We left the Long House and hiked back up the trail, making
it back to the gate by 10:30, which is just the 90 minutes that the brochure
suggests that the tour will take. I
found the climb back up to be strenuous, but easier, actually, than I had
expected. The problem is that it is
still uphill, through gradually, all the way back to the car for another ¾ of a
mile! This is no easy feat for
people--or at least me!—who live in a house that is almost exactly 300’ above
sea level!
Tim wanted next to take the walk down to the Step House,
which is a much shorter walk (about ¾ of a mile round-trip total—no ¾ mile
lead-in), but which required another 100’ drop and then climb in elevation, and
I thought maybe I shouldn’t try it. So I
read park information while he went down there.
He took some nice photos, which I will post with descriptions. The Step House features a pithouse
side-by-side with the cliff house, so you can see the difference in the way
people lived over a 600-year span.
We ate our Mexican Street Corn Salads in the roofed picnic
area, and then decided to walk down to the Nordenskiöld #16 overlook. Gustaf Nordenskiöld, when he came here in
1891, numbered the various sites he worked on, and this particular one doesn’t
have a modern name like Long House (#12) does.
You can’t get to Nordenskiöld #16, but you can get to a spot across the
canyon from it and from there you have a beautiful view. When you look at the photos, notice how far
up to the top of the cliff it is—and the people who lived here (about 50 in
this site) went up there every day in the growing season, at least, to farm,
and climbed back down again at the end of the day, using the same kind of hand-
and foot-holds that were used at Long House.
It started raining—lightly—just as we got back to the
parking lot from this last walk. This
was pretty much all we had planned for the day anyway; unfortunately, a big
chunk of the park that we had planned on seeing is closed right now, so we have
some extra time. It is supposed to rain
all day tomorrow, as well, so we will have to wait and see how much we are
going to be able to see. We can at least
do the drive around the other loop which is open (on the east side of the
park), but whether we can get out and take any walks remains to be seen.
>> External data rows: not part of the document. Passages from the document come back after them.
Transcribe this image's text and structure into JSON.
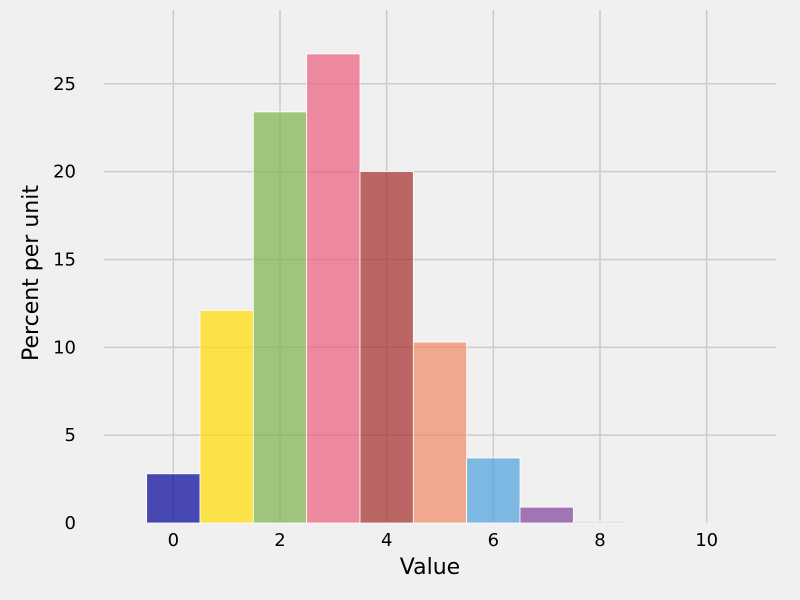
{
  "chart_data": {
    "type": "bar",
    "title": "",
    "xlabel": "Value",
    "ylabel": "Percent per unit",
    "xlim": [
      -1.3,
      11.3
    ],
    "ylim": [
      0,
      29.2
    ],
    "grid": true,
    "legend": "none",
    "x_ticks": [
      0,
      2,
      4,
      6,
      8,
      10
    ],
    "y_ticks": [
      0,
      5,
      10,
      15,
      20,
      25
    ],
    "bin_width": 1,
    "bars": [
      {
        "x": 0,
        "value": 2.8,
        "color": "#000099"
      },
      {
        "x": 1,
        "value": 12.1,
        "color": "#ffdc00"
      },
      {
        "x": 2,
        "value": 23.4,
        "color": "#7fb04b"
      },
      {
        "x": 3,
        "value": 26.7,
        "color": "#ea5c7a"
      },
      {
        "x": 4,
        "value": 20.0,
        "color": "#a52a2a"
      },
      {
        "x": 5,
        "value": 10.3,
        "color": "#ef8a62"
      },
      {
        "x": 6,
        "value": 3.7,
        "color": "#4c9fdb"
      },
      {
        "x": 7,
        "value": 0.9,
        "color": "#7f3f98"
      },
      {
        "x": 8,
        "value": 0.1,
        "color": "#bbbbbb"
      }
    ],
    "bar_opacity": 0.7,
    "grid_color": "#cbcbcb"
  }
}
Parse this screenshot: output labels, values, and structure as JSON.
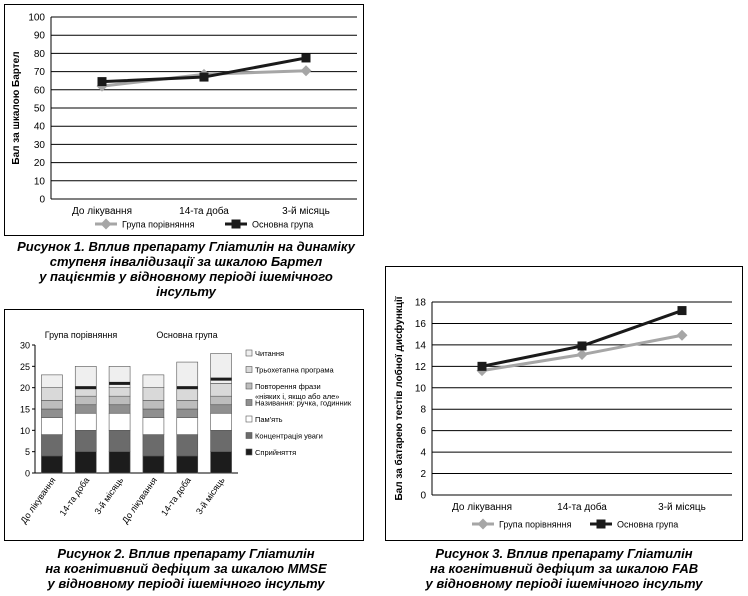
{
  "chart_data": [
    {
      "type": "line",
      "ylabel": "Бал за шкалою Бартел",
      "categories": [
        "До лікування",
        "14-та доба",
        "3-й місяць"
      ],
      "ylim": [
        0,
        100
      ],
      "yticks": [
        0,
        10,
        20,
        30,
        40,
        50,
        60,
        70,
        80,
        90,
        100
      ],
      "grid": true,
      "legend_position": "bottom",
      "series": [
        {
          "name": "Група порівняння",
          "values": [
            62,
            68.5,
            70.5
          ],
          "color": "#a6a6a6",
          "marker": "diamond"
        },
        {
          "name": "Основна група",
          "values": [
            64.5,
            67,
            77.5
          ],
          "color": "#1a1a1a",
          "marker": "square"
        }
      ]
    },
    {
      "type": "bar",
      "stacked": true,
      "groups": [
        "Група порівняння",
        "Основна група"
      ],
      "categories": [
        "До лікування",
        "14-та доба",
        "3-й місяць",
        "До лікування",
        "14-та доба",
        "3-й місяць"
      ],
      "ylim": [
        0,
        30
      ],
      "yticks": [
        0,
        5,
        10,
        15,
        20,
        25,
        30
      ],
      "legend_position": "right",
      "series": [
        {
          "name": "Сприйняття",
          "values": [
            4,
            5,
            5,
            4,
            4,
            5
          ],
          "color": "#1c1c1c"
        },
        {
          "name": "Концентрація уваги",
          "values": [
            5,
            5,
            5,
            5,
            5,
            5
          ],
          "color": "#6b6b6b"
        },
        {
          "name": "Пам'ять",
          "values": [
            4,
            4,
            4,
            4,
            4,
            4
          ],
          "color": "#ffffff"
        },
        {
          "name": "Називання: ручка, годинник",
          "values": [
            2,
            2,
            2,
            2,
            2,
            2
          ],
          "color": "#8f8f8f"
        },
        {
          "name": "Повторення фрази «ніяких і, якщо або але»",
          "values": [
            2,
            2,
            2,
            2,
            2,
            2
          ],
          "color": "#bdbdbd"
        },
        {
          "name": "Трьохетапна програма",
          "values": [
            3,
            2,
            2,
            3,
            3,
            3
          ],
          "color": "#d9d9d9"
        },
        {
          "name": "Читання",
          "values": [
            3,
            5,
            5,
            3,
            6,
            7
          ],
          "color": "#efefef"
        }
      ],
      "dark_band_positions": [
        null,
        20,
        21,
        null,
        20,
        22
      ]
    },
    {
      "type": "line",
      "ylabel": "Бал за батарею тестів лобної дисфункції",
      "categories": [
        "До лікування",
        "14-та доба",
        "3-й місяць"
      ],
      "ylim": [
        0,
        18
      ],
      "yticks": [
        0,
        2,
        4,
        6,
        8,
        10,
        12,
        14,
        16,
        18
      ],
      "grid": true,
      "legend_position": "bottom",
      "series": [
        {
          "name": "Група порівняння",
          "values": [
            11.6,
            13.1,
            14.9
          ],
          "color": "#a6a6a6",
          "marker": "diamond"
        },
        {
          "name": "Основна група",
          "values": [
            12,
            13.9,
            17.2
          ],
          "color": "#1a1a1a",
          "marker": "square"
        }
      ]
    }
  ],
  "captions": {
    "figure1": [
      "Рисунок 1. Вплив препарату Гліатилін на динаміку",
      "ступеня інвалідизації за шкалою Бартел",
      "у пацієнтів у відновному періоді ішемічного",
      "інсульту"
    ],
    "figure2": [
      "Рисунок 2. Вплив препарату Гліатилін",
      "на когнітивний дефіцит за шкалою MMSE",
      "у відновному періоді ішемічного інсульту"
    ],
    "figure3": [
      "Рисунок 3. Вплив препарату Гліатилін",
      "на когнітивний дефіцит за шкалою FAB",
      "у відновному періоді ішемічного інсульту"
    ]
  }
}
Back in the lodge, while awaiting our 8:15 dinner
reservation, I got caught up on all these blogs and we tried one more time to
get the phone, which was not fixed while we were gone, fixed and the shower gel,
which was not filled while we were gone, filled.
This time, when I got to the head of the
line, the person I was talking to was Damien N., the maintenance manager. He apologized, and he said that this is the
first time he’s heard about the phone. I
told him I had no trouble believing that at all. While he was talking to me, he was pulling
out a replacement phone and hooking up the handset. He said he would take care of it and the
shower gel (clearly not his job) right away.
Two other people who were there behind the desk and looked like managerial
sorts asked who I had talked to previously.
Sounds like the two who failed to report might be in for a little
talking to.
We went downstairs to the one room in the place which gets
actual Internet service and checked email, and by the time we got back to the
room, we had a working phone. If you
just get to the right person, the job gets done. The problem is getting to the right person!
Dinner at 8:15; report to come. Perhaps this will run more smoothly than last
night…!
After dinner report:
All went smoothly! We went down
15 minutes early, just in case they could seat us, and they did. The dinner was excellent, and the waiter
didn’t make any mistakes. I saw Damien
N. again to tell him thank you one more time for fixing our phone and filling
the shower gel. And when we got back,
there was a huge Mule deer right under our balcony. Nice finish to the day.